Here's what's been going on in the shop on the milling machine the past few weeks:
Feb 7, 2008
The timing gears that I bought seem to be a bit pricy ($16 for the large one, $9 for the small one) so I thought I'd try my hand at casting some from the originals in aluminum. I made a mold using OOMOO silicon. They turned out pretty good.
Then I made wax copies from paraffin wax. I'll be messing with investment and molten aluminum at a later date.
Feb 16, 2008
I'll be using an old computer case to hold the motherboard and the CNC controller as well as the power supplies.
Feb 23, 2008
Today was a monumental day! Alive! It's Alive!

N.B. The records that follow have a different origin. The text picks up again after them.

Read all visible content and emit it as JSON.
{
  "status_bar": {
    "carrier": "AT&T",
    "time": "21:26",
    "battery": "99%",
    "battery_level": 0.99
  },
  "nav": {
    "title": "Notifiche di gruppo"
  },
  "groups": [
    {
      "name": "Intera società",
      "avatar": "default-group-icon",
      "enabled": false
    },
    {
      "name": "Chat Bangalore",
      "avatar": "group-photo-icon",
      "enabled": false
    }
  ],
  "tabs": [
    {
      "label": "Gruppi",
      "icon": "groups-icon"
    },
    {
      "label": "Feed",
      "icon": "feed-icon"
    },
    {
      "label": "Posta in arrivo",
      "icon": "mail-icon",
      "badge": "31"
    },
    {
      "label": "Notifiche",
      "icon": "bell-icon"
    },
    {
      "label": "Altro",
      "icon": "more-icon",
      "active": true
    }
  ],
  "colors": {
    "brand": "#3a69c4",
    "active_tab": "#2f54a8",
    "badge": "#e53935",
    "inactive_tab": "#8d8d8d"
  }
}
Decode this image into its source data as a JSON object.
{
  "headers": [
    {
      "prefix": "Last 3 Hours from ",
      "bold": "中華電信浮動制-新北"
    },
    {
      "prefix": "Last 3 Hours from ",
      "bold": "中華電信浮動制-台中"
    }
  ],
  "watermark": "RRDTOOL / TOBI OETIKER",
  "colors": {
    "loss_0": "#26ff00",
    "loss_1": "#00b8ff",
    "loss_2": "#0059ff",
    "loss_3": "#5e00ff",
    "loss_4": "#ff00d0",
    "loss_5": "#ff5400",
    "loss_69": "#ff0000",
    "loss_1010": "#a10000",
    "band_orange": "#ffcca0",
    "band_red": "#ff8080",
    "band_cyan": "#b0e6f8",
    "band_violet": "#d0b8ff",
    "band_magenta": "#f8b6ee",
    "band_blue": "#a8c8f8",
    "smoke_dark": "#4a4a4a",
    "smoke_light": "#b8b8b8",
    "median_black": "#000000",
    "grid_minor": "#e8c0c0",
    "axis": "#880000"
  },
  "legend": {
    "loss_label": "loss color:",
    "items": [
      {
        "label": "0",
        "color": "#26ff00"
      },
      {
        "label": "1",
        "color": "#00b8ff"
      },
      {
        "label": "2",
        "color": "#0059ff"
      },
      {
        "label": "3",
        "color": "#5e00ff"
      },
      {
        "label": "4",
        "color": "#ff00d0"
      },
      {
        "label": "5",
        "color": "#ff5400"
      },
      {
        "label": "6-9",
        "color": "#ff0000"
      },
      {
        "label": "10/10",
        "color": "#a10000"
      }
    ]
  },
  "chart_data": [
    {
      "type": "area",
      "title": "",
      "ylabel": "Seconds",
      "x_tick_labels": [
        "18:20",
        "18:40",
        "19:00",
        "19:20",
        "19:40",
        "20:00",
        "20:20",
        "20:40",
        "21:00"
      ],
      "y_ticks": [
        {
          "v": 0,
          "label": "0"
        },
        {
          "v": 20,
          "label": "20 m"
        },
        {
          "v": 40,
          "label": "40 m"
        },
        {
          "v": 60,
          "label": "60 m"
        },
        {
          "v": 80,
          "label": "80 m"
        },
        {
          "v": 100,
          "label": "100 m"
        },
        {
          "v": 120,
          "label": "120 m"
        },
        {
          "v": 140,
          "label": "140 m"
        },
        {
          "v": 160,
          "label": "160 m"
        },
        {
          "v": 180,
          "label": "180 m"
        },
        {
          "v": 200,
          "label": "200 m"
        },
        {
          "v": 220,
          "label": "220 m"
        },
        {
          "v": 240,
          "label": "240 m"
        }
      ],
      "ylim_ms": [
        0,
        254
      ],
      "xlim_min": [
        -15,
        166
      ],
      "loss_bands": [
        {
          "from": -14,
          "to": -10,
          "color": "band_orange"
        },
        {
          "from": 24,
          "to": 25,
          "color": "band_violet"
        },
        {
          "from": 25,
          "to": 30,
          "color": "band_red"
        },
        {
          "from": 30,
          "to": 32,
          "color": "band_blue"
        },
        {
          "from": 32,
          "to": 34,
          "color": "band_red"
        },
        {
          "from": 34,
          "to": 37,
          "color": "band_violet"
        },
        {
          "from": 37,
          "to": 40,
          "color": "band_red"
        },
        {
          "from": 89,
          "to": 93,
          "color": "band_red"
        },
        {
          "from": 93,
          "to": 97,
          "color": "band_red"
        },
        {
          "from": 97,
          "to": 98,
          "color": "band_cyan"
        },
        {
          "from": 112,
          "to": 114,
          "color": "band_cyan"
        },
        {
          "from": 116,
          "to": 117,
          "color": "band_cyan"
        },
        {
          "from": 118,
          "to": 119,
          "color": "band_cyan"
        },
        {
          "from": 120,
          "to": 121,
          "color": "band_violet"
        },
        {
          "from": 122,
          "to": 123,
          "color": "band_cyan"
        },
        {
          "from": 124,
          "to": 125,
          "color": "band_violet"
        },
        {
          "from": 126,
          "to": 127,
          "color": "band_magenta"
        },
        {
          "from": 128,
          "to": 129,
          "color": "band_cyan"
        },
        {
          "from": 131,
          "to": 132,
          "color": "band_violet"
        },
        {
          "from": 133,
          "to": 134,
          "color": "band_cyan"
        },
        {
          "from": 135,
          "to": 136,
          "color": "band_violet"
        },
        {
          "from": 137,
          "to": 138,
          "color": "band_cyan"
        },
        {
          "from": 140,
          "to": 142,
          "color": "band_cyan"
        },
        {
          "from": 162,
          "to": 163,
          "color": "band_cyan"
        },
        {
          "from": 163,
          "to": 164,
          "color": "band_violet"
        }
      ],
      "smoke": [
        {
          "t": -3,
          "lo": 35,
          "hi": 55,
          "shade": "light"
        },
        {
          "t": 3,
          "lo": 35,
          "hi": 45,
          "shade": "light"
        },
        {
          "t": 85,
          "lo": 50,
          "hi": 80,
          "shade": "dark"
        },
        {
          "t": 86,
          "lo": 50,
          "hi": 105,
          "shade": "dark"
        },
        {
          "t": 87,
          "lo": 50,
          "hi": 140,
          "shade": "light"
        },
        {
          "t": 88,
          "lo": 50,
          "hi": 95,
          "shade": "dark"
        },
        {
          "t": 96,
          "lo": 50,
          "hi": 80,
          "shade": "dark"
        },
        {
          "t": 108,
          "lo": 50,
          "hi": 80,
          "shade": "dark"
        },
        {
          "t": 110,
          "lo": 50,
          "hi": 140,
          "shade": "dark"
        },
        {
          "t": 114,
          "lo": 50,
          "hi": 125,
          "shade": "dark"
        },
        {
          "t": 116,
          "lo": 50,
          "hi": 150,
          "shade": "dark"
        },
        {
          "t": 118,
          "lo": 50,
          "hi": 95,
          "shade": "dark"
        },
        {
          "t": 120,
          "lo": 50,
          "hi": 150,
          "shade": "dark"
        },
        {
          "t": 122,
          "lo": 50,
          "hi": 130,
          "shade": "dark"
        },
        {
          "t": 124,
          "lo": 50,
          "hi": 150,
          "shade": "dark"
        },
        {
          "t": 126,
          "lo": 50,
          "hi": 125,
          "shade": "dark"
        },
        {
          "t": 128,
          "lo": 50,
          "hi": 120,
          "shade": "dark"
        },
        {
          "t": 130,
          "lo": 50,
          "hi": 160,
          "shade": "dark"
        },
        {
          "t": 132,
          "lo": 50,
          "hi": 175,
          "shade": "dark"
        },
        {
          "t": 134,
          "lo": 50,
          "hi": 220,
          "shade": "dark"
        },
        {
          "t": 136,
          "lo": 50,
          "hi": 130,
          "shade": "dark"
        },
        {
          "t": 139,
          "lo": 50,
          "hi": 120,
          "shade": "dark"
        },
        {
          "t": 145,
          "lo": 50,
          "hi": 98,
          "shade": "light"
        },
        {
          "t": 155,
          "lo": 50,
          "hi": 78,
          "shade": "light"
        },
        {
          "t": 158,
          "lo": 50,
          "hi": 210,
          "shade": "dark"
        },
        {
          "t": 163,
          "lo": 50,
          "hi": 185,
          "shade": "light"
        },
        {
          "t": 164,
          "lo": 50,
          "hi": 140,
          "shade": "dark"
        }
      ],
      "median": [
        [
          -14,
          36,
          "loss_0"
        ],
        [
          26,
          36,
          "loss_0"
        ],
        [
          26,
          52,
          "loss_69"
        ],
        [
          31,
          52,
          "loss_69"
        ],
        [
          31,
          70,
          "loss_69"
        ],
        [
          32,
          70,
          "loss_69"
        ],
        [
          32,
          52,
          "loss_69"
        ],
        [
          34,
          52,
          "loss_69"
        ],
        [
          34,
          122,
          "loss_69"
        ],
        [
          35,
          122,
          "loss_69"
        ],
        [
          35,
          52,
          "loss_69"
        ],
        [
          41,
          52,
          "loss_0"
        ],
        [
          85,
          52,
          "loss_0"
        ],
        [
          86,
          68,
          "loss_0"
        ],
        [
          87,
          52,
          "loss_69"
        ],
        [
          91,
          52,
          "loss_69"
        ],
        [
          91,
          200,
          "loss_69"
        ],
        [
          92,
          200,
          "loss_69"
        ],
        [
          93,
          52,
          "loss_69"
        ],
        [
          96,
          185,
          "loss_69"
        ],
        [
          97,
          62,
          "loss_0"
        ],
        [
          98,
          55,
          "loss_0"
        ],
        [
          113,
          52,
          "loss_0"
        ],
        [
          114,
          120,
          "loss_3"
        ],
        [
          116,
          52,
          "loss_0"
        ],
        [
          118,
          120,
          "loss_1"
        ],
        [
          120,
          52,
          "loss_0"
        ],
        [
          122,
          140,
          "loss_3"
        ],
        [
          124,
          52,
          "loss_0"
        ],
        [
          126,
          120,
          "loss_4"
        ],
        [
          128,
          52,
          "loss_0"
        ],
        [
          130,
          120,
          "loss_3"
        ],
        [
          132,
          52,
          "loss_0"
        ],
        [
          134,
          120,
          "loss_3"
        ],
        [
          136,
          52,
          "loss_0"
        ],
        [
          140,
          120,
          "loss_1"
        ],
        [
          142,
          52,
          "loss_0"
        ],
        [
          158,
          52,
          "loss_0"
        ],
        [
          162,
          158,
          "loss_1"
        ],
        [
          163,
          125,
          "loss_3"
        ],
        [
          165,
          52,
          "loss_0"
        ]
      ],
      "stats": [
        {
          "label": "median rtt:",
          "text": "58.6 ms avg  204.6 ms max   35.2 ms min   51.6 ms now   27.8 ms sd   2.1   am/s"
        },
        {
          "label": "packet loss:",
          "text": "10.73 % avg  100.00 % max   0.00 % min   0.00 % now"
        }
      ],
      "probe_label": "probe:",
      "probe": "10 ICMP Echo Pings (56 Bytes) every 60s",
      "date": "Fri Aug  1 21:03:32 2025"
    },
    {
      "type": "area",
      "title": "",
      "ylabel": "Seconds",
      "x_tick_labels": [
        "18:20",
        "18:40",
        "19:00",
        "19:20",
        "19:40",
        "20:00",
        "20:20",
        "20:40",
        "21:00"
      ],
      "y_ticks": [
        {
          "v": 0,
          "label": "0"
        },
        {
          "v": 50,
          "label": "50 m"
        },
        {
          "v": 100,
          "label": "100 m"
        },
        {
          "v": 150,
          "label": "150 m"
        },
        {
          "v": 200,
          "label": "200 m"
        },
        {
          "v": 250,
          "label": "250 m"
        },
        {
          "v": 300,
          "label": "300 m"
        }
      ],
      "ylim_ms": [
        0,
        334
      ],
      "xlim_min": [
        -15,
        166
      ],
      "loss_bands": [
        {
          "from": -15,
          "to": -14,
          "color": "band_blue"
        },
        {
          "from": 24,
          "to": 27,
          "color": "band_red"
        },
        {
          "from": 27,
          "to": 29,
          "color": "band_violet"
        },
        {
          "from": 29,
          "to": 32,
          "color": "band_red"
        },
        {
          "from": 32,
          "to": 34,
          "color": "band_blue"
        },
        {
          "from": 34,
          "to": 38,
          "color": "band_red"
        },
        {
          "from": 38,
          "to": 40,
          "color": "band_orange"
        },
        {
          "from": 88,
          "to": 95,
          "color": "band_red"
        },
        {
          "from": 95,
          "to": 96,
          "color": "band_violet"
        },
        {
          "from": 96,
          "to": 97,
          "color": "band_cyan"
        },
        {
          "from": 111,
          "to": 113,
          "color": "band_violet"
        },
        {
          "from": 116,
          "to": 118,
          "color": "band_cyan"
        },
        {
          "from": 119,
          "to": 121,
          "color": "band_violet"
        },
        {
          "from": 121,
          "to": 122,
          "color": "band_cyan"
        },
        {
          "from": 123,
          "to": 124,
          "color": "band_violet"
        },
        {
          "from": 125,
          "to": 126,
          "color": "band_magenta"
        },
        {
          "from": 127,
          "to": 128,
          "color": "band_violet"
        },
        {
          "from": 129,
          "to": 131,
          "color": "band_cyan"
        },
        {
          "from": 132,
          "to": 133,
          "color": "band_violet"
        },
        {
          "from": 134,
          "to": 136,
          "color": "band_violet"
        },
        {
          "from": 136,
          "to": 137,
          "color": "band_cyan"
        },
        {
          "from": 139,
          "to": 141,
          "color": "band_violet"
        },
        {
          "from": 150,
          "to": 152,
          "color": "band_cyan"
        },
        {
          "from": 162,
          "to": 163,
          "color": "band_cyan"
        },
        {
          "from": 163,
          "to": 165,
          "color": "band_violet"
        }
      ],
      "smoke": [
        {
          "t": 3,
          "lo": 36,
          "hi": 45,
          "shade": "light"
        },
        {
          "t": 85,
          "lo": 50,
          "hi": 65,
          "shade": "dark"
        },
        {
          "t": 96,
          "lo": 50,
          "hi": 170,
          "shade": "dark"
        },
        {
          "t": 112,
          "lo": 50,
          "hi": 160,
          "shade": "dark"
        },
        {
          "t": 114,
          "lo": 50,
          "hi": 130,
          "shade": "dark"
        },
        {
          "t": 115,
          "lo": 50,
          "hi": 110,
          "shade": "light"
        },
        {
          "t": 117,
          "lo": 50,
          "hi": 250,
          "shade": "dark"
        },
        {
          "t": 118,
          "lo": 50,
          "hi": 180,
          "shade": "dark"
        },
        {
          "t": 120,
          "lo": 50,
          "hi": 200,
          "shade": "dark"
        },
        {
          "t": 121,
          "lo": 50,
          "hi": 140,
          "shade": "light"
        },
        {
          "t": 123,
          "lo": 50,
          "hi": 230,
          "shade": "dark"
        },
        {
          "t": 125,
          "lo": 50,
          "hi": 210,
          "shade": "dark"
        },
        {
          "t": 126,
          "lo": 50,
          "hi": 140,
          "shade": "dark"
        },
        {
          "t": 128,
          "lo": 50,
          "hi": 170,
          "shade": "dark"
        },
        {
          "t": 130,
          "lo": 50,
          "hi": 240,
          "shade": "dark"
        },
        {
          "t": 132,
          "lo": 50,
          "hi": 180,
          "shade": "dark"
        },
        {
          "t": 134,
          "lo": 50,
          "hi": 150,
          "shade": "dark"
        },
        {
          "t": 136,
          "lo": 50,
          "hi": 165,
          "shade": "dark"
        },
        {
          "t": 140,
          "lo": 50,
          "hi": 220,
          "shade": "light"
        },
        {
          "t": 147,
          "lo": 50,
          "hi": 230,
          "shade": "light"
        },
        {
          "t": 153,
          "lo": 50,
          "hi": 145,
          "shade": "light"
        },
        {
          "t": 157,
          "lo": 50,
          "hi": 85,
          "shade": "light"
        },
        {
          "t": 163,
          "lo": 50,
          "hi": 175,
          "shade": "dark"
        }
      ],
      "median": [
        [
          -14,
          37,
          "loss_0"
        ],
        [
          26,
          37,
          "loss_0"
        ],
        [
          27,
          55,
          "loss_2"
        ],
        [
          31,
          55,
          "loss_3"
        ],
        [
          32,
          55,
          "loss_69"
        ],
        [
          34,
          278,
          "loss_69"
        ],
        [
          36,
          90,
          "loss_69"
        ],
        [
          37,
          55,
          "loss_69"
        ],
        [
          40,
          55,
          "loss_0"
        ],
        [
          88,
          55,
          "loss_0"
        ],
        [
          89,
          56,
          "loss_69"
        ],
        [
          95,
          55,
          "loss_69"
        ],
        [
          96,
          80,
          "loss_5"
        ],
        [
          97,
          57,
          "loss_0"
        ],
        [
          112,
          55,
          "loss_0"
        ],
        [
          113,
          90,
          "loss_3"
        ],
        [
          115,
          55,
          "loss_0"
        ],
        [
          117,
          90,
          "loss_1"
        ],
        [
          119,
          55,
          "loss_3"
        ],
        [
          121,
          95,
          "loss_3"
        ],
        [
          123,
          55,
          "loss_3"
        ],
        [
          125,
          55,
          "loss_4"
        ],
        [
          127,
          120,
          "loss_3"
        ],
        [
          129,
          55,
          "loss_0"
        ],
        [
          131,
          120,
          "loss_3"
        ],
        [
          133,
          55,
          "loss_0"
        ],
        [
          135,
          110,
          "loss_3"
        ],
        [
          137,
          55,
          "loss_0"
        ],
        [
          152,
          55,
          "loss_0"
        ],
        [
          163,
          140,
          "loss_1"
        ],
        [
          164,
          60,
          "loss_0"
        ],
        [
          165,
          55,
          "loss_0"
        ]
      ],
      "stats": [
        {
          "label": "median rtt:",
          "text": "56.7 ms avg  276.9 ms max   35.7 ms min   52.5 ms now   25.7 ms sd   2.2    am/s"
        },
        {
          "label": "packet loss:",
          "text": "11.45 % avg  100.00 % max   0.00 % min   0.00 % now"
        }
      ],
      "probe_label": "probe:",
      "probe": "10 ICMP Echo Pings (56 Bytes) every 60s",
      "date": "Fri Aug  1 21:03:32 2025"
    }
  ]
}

I did a test run with a laptop (it didn't work - I had to scrounge together the parts for a PC) and laid out the CNC controller, connected the motors and it worked!
The computer set up:
The motors connected:
The machine cutting!
And for your viewing pleasure, a couple short videos. The first one drawing the famed 'road runner' GCode file that comes with Mach3, and the second one actually cutting the same pattern in aluminum.
It's pretty exiting, and just a little bit creepy, watching those hand-wheels turning by themselves.
I learned a couple of things from this test, the most important being that even with a 2:1 gear ratio, the 120 oz-inch steppers that I'm using aren't nearly powerful enough to run a full-size milling machine. I ordered new 305 oz-inch steppers from Hobby CNC last weekend and hope they arrive soon. I've already got plans in mind for a Dremel-powered mini router table using the 120 oz-inch steppers
I'm also only testing the x and y axis of the machine as I haven't made up the bracket to hold the motor for the z axis.
Feb 29, 2008
Tada! The bracket for the z axis. A few adjustments to make, but it's shaping up nicely.
I scored big-time at Staples yesterday: They have a Sharp calculator, the Elsimate EL-344R, for $11. This calculator is perfect for the shop as it has 44 native metric/imperial conversions built in, the ability to program a new conversion rate, and will also work with imperial fractions! (ex: 3 1/4 + 5 9/16). It also has a 10 digit display instead of the standard 8 digit, and is dual power (solar and battery).
As I'm working on metric engines as well as American engines, the metric conversion ability is going to be very handy!
I highly recommend it for a shop calculator, as you can't beat the bang-for-the-buck.